Wednesday, 21 October 2020

Court of Appeal: Battle Royale

The Royal Courts of Justice

When the Criminal Cases Review Commission referred 47 former Postmaster cases to the Court of Appeal earlier this year, it did so for two main reasons.

Reason 1: It believed there were issues of "significance to the safety" of 47 convictions because:

a) the Horizon evidence used by the Post Office was potentially dodgy.

b) the Post Office failed to disclose to Postmasters what it knew about Horizon's reliability.

c) the Post Office did not investigate shortfalls properly before leaping to the conclusion that Postmasters had stolen money (something Second Sight pointed out seven years previously, which the Post Office ignored).

Reason 2: It believed the whole approach to prosecuting Subpostmasters was an "affront to the public conscience", because:

a) it was not possible for Subpostmasters to have a fair trial when evidence about the reliability of Horizon was not presented to court.

b) the Post Office knew it was not possible for Subpostmasters to have a fair trial, but proceeded anyway. 

So what?

Well. It's already widely known that of the 47 cases going before the Court of Appeal, the Post Office has made it clear it rejects the idea that three of the convictions are unsafe

What is less widely known is that whilst the Post Office accepts 44 convictions are unsafe, in all but four of those 44 cases, it rejects the idea there has been an affront to the public conscience.

And this is where it gets interesting, because now the appellant Subpostmasters have a choice. 

They could either accept their convictions only are unsafe because of potentially dodgy, uncorroborated and undisclosed evidence (Reason 1), or they could choose to push for a ruling from their Lordships that they were also victims of abuse of process and this whole thing is an affront to the public conscience (Reason 2).

The Noble Cause argument

There are some who say that going for the latter, whilst trickier in the short term, would make it far easier for a malicious prosecution claim to succeed when everything goes back to the High Court (the next battle after the criminal convictions are quashed).

Added to this there is the argument that winning a generic "affront to the public conscience" argument would make the path to the Court of Appeal easier for the 14 cases the CCRC didn't refer earlier this year, the fresh cohort it is currently considering, and the many other cases who have yet to apply or be accepted onto the Commission's books.
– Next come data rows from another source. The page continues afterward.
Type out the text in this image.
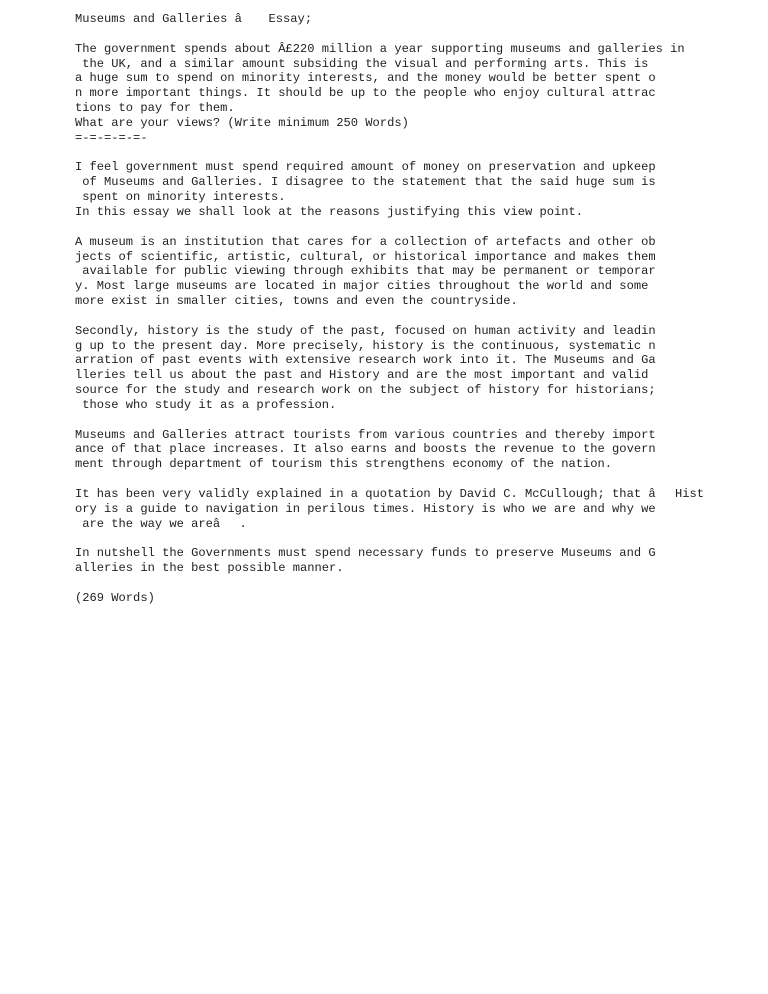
Museums and Galleries â Essay;
The government spends about Â£220 million a year supporting museums and galleries in
the UK, and a similar amount subsiding the visual and performing arts. This is
a huge sum to spend on minority interests, and the money would be better spent o
n more important things. It should be up to the people who enjoy cultural attrac
tions to pay for them.
What are your views? (Write minimum 250 Words)
=-=-=-=-=-
I feel government must spend required amount of money on preservation and upkeep
of Museums and Galleries. I disagree to the statement that the said huge sum is
spent on minority interests.
In this essay we shall look at the reasons justifying this view point.
A museum is an institution that cares for a collection of artefacts and other ob
jects of scientific, artistic, cultural, or historical importance and makes them
available for public viewing through exhibits that may be permanent or temporar
y. Most large museums are located in major cities throughout the world and some
more exist in smaller cities, towns and even the countryside.
Secondly, history is the study of the past, focused on human activity and leadin
g up to the present day. More precisely, history is the continuous, systematic n
arration of past events with extensive research work into it. The Museums and Ga
lleries tell us about the past and History and are the most important and valid
source for the study and research work on the subject of history for historians;
those who study it as a profession.
Museums and Galleries attract tourists from various countries and thereby import
ance of that place increases. It also earns and boosts the revenue to the govern
ment through department of tourism this strengthens economy of the nation.
It has been very validly explained in a quotation by David C. McCullough; that âHist
ory is a guide to navigation in perilous times. History is who we are and why we
are the way we areâ.
In nutshell the Governments must spend necessary funds to preserve Museums and G
alleries in the best possible manner.
(269 Words)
Finally there is the public relations situation. If the Court of Appeal isn't asked to make a ruling on affronts etc, the Post Office will be able to tell the world that, yes, they made mistakes with regards to disclosure and perhaps their investigations were not as thorough as they might have been, but there was nothing legally wrong with their decision to prosecute 900 people over a 14 year period and whilst regrettably, some people were wrongfully convicted, what's a few miscarriages of justice between friends?

The Big Risk to the above approach is that if the Court of Appeal decides the Post Office is right - that there has been no affront to the public conscience - it throws a spanner in the works of any malicious prosecution claim at the High Court. The claim could still be lodged, but it would have less of a following wind. The lawyers and Subpostmasters who pushed for this approach would face some stick for having potentially compromised the chances of every Subpostmaster's opportunity to get some proper compensation.

Another downside to the Noble Cause approach is that whilst it in no way threatens the overturning of 44 convictions, it will take longer to go through the Court of Appeal, as the arguments for and against Reason 2 are heard. This is likely to be a matter of months, though, rather than years.

The Low Hanging Fruit argument

The other argument is more simple. It suggests pushing at the door being held open by the Post Office to get the 44 convictions quashed in the Court of Appeal as soon as possible, and then retrain the guns over the Reason 2 arguments in a malicious prosecution claim at the High Court.

The downside to this approach is that it's great for the 44 appellants who are at the front of the queue banging at that door, but it could slow things up for the cases struggling behind them, as they will not be able to rely on a finding that using obviously ropey Horizon IT evidence (and what's more, actively hiding the truth of the matter) to pursue criminal prosecutions of Subpostmasters was an affront to public conscience.

On 18 November, the Court of Appeal will hear all the arguments from the interested parties and come to a conclusion. If the court thinks it doesn't need to make a ruling about abuse of process, it won't. It will hear the arguments made by the CCRC and the appellants over dodgy IT evidence and its disclosure (Reason 1) and likely go away quash between 44 and 47 convictions, leaving discussions over Reason 2 for a civil claim. 

If the Court of Appeal thinks it is important to consider the arguments on Reason 2 it will set a hearing date for that and we'll be a good few months into next year before the first Subpostmaster conviction is officially overturned.

These arguments are being made behind the scenes between the legal teams representing the 47 appellants to the court of appeal, and every single person I have spoken to is acutely aware that this is not an academic exercise, they know this is about peoples lives.